Roman Partner Insight:


Marketplaces are changing the partnership landscape quite significantly. At the same time, I had a chance to speak with a senior leader in Amazon asking if he thinks that AWS will completely change the landscape for channels and partnerships. He answered that actually, maybe it will have a large impact, but it will not change everything. Because so many companies are now moving to the cloud, there's going to be more and more software. There's going to be still a lot of different partnership models and collaborations outside of marketplaces. What do you think?


Jay McBain of Canalyst


It’s a big topic, but at the high level, McKinsey is talking about B2B marketplaces, dragging $17 trillion by the end of the decade.


We're calling on 86% compounded growth and marketplaces at Canalys over the next number of years, they are growing on a hockey stick.


The fact of the matter is our industry is also growing. In this decade, our industry doubles from 4.3 trillion to 8.6 trillion of what businesses and governments spend on technology.

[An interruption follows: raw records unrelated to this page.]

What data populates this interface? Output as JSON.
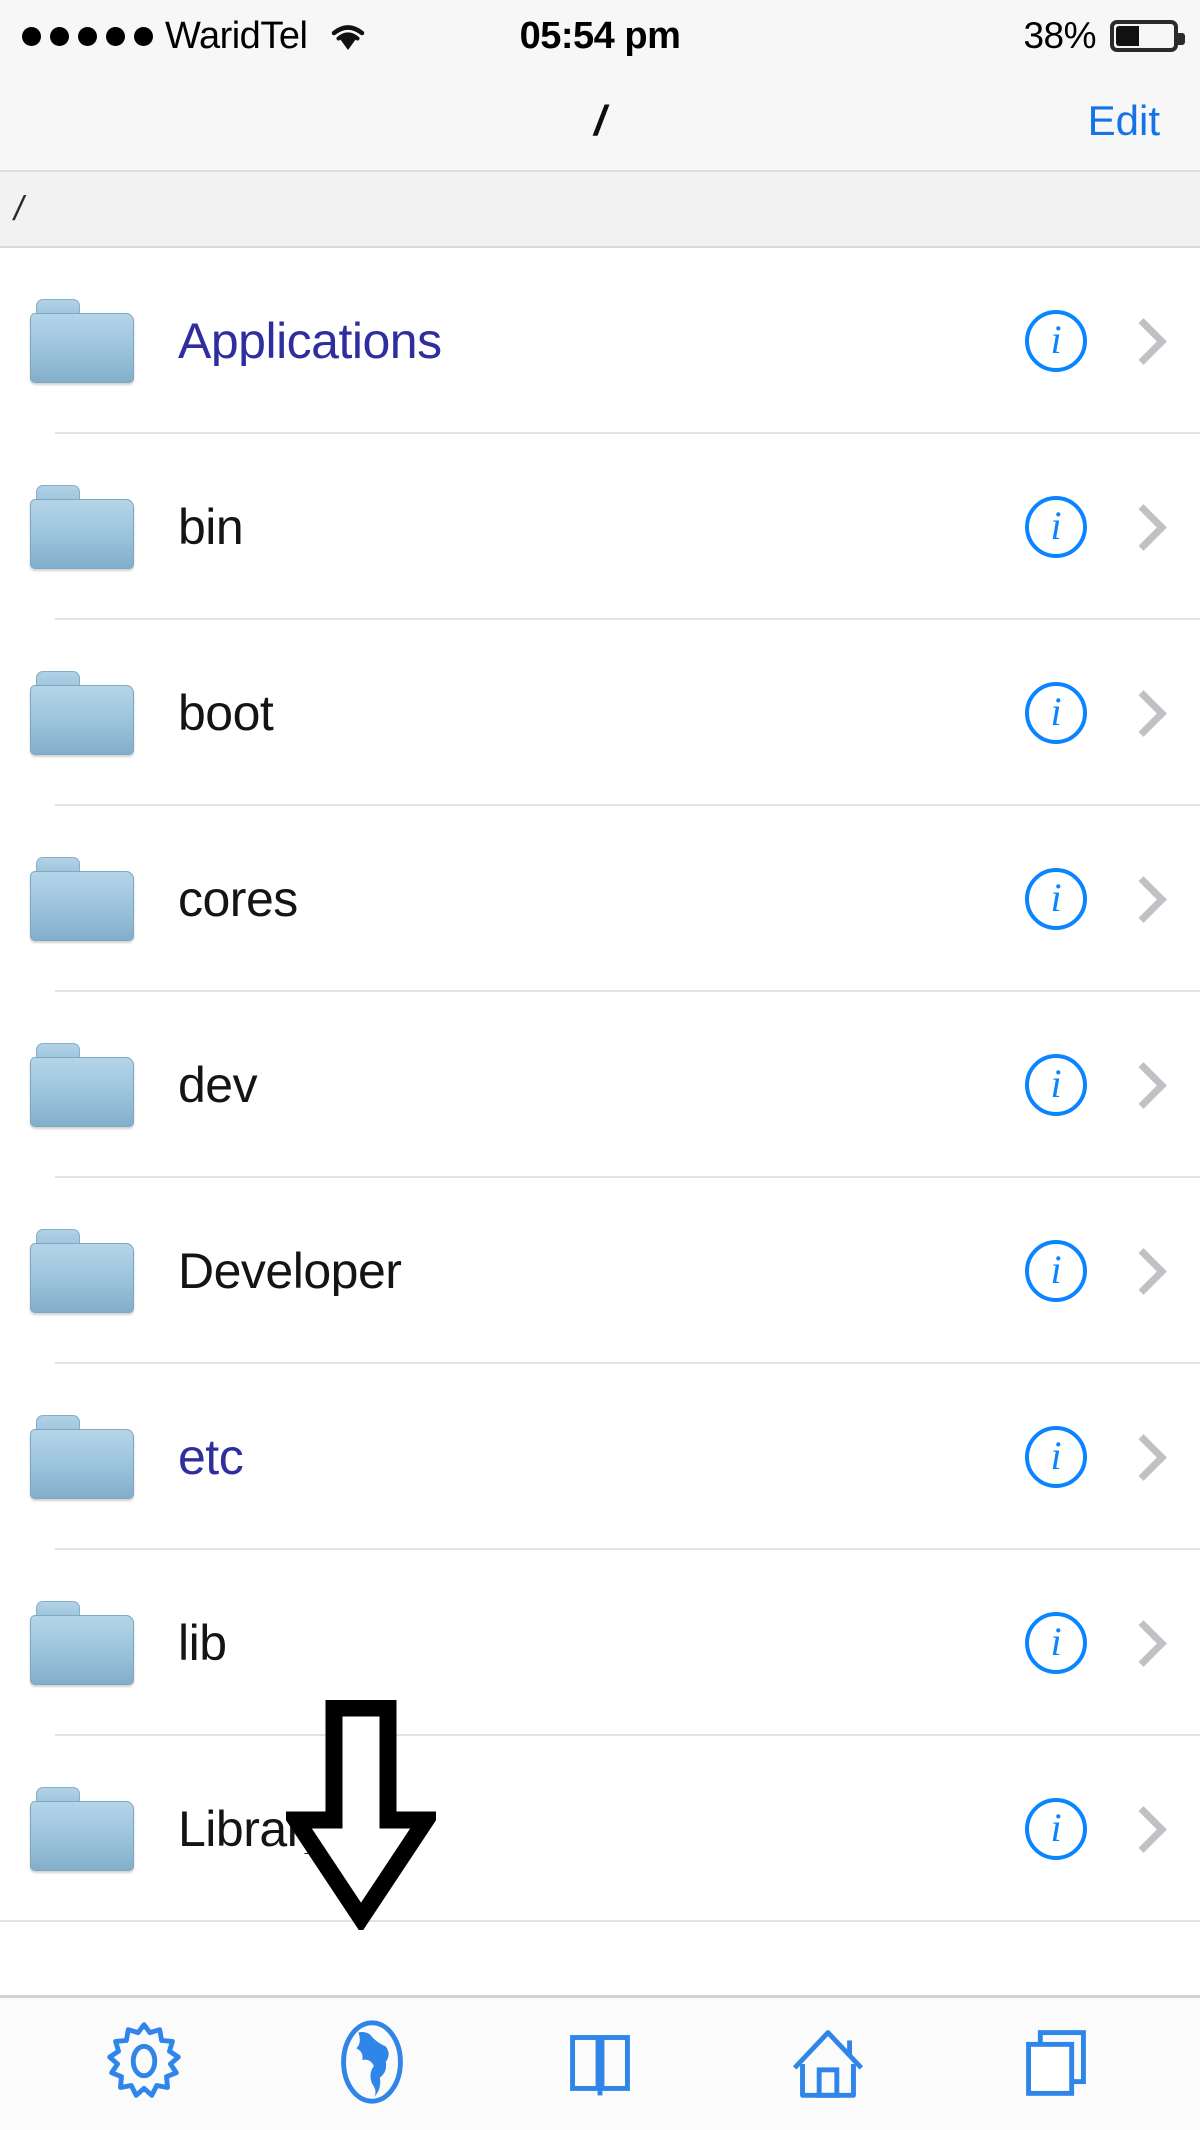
{
  "status_bar": {
    "signal_dots": 5,
    "carrier": "WaridTel",
    "wifi_icon": "wifi-icon",
    "time": "05:54 pm",
    "battery_percent": "38%",
    "battery_level": 38
  },
  "nav_bar": {
    "title": "/",
    "edit_label": "Edit",
    "accent_color": "#1473e6"
  },
  "path_bar": {
    "path": "/"
  },
  "file_list": {
    "info_glyph": "i",
    "items": [
      {
        "name": "Applications",
        "icon": "folder-icon",
        "is_link": true,
        "info": "info-icon",
        "chevron": "chevron-right-icon"
      },
      {
        "name": "bin",
        "icon": "folder-icon",
        "is_link": false,
        "info": "info-icon",
        "chevron": "chevron-right-icon"
      },
      {
        "name": "boot",
        "icon": "folder-icon",
        "is_link": false,
        "info": "info-icon",
        "chevron": "chevron-right-icon"
      },
      {
        "name": "cores",
        "icon": "folder-icon",
        "is_link": false,
        "info": "info-icon",
        "chevron": "chevron-right-icon"
      },
      {
        "name": "dev",
        "icon": "folder-icon",
        "is_link": false,
        "info": "info-icon",
        "chevron": "chevron-right-icon"
      },
      {
        "name": "Developer",
        "icon": "folder-icon",
        "is_link": false,
        "info": "info-icon",
        "chevron": "chevron-right-icon"
      },
      {
        "name": "etc",
        "icon": "folder-icon",
        "is_link": true,
        "info": "info-icon",
        "chevron": "chevron-right-icon"
      },
      {
        "name": "lib",
        "icon": "folder-icon",
        "is_link": false,
        "info": "info-icon",
        "chevron": "chevron-right-icon"
      },
      {
        "name": "Library",
        "icon": "folder-icon",
        "is_link": false,
        "info": "info-icon",
        "chevron": "chevron-right-icon"
      }
    ],
    "link_color": "#2e2e9e",
    "text_color": "#141414"
  },
  "toolbar": {
    "accent_color": "#2f86e8",
    "items": [
      {
        "icon": "gear-icon"
      },
      {
        "icon": "globe-icon"
      },
      {
        "icon": "book-icon"
      },
      {
        "icon": "home-icon"
      },
      {
        "icon": "windows-icon"
      }
    ]
  },
  "annotation": {
    "arrow": "arrow-down-icon",
    "points_at": "globe-icon",
    "color": "#000000"
  }
}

What ends up happening is marketplaces aren't killing anyone. Distributors continue to grow, even though AWS we predicted will become a top 10 distributor within the next couple of years.


We have direct, which continues to be a big chunk. We think maybe by the end of the decade, marketplaces might be 1/3 of the economy, that's a couple of trillion dollars, that's big, but resell and through distribution, everything else is still going to be a couple of trillion dollars. It's just not going to grow as fast as marketplaces are.


But to any company, you have to figure out your go-to-market strategy, your routes to market. If you're a SaaS company, you've got to figure out how many of your customers want to exercise enterprise credits at Microsoft, AWS, Google, Salesforce, HubSpot, whichever marketplace they're on.

If they want to buy your software as part of a seven layer stack, which is today's average, you got to create a frictionless way to do that. If you make them buy direct, or if you make them buy through a reseller, when they want to buy through a marketplace, you're going to lose deals because of that.


And you're going to gain more deals if you're through a marketplace and make it frictionless. You're gonna win deals from the competition because you do it better than they do.


So marketplace has to be viewed as an expansion of your routes to market. And also complementary, because it also serves beyond the point of sale - some marketing help, some retention help, there's some other things that marketplaces do as well as a benefit.


But again, it doesn't kill anyone, we're not selling magazines here. There's the death of nothing. Everything grows, it just grows at different paces.


And as partner professionals, we have to view it as a broadening of the landscape, kind of like distribution is broadening as well into different layers, This is going to just be a very large, distributed environment, some of it indirect, some of it direct, and, you know, good chunk of growing through marketplaces.